Diante de si, o eleitor terá duas opções: a primeira, que diz NÃO. E dizendo não afirma que é favorável a que permaneça a permissão para os cidadãos brasileiros adquirirem, venderem, possuírem, portarem e usarem armas de fogo no seu dia-a-dia. A segunda opção diz SIM e representará a aprovação da lei na íntegra. Se ganhar o SIM, o TSE deverá colocar em vigor a proibição do uso de armas de fogo imediatamente.

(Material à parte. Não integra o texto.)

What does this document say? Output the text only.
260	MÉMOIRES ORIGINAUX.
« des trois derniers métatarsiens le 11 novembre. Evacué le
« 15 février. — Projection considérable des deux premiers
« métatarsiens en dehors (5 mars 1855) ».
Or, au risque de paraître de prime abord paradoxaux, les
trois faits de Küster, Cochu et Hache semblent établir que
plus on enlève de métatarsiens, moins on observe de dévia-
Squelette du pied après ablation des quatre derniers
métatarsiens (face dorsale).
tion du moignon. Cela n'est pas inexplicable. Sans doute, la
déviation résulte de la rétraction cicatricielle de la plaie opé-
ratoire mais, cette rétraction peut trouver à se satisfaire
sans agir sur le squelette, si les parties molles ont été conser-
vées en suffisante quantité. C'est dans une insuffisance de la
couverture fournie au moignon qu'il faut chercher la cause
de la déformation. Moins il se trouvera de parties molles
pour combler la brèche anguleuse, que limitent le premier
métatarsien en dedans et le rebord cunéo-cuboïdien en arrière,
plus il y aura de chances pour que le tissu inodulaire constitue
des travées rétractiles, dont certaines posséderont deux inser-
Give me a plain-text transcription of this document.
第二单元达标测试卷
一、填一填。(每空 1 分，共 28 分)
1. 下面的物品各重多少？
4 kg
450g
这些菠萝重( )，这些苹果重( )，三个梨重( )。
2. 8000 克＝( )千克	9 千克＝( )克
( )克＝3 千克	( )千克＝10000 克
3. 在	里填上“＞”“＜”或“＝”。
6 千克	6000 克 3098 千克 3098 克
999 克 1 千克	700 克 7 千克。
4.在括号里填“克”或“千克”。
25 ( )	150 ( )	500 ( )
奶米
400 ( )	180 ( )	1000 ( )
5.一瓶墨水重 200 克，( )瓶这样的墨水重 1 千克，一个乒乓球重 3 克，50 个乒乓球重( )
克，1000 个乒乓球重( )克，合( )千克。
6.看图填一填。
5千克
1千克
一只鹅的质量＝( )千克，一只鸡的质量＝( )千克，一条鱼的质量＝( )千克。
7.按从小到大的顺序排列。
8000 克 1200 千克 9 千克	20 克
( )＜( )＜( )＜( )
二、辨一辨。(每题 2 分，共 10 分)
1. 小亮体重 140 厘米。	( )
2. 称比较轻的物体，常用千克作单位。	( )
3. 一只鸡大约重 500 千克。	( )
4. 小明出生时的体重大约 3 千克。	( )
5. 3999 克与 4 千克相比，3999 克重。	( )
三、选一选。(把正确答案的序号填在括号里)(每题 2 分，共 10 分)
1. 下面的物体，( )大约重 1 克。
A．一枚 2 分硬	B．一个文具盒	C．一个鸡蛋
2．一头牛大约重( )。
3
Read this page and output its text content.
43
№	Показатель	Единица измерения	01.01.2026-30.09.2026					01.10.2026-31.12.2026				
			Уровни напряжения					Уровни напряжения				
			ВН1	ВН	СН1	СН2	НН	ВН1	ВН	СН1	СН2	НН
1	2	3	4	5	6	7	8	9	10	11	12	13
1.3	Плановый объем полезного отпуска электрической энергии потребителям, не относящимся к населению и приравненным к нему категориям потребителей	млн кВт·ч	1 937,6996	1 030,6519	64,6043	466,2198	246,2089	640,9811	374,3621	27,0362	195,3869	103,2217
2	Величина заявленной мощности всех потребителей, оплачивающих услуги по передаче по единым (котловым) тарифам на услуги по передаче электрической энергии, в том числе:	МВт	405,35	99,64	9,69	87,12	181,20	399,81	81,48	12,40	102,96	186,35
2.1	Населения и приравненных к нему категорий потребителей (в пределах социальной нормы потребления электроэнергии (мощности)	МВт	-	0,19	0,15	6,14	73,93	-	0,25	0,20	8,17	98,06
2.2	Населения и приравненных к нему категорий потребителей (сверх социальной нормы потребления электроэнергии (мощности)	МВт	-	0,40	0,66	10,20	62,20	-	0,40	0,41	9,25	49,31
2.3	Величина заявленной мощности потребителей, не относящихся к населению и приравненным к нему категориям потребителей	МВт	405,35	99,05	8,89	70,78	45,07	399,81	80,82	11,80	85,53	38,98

Ao vermos o dia de tão grave decisão aproximar-se, impossível não recordarmos um trecho tão grave como belo do Livro do Deuteronômio. O capítulo 30 deste Livro pode inspirar-nos quando nos preparamos para tão importante escolha. O contexto é como segue: o povo de Israel, após a libertação do cativeiro, após a longa peregrinação pelo deserto, arde de desejo de entrar na terra prometida. E vai ouvir do próprio Deus as condições para que possa finalmente desfrutar da paz, da justiça e de todos os frutos maduros que a liberdade proporciona.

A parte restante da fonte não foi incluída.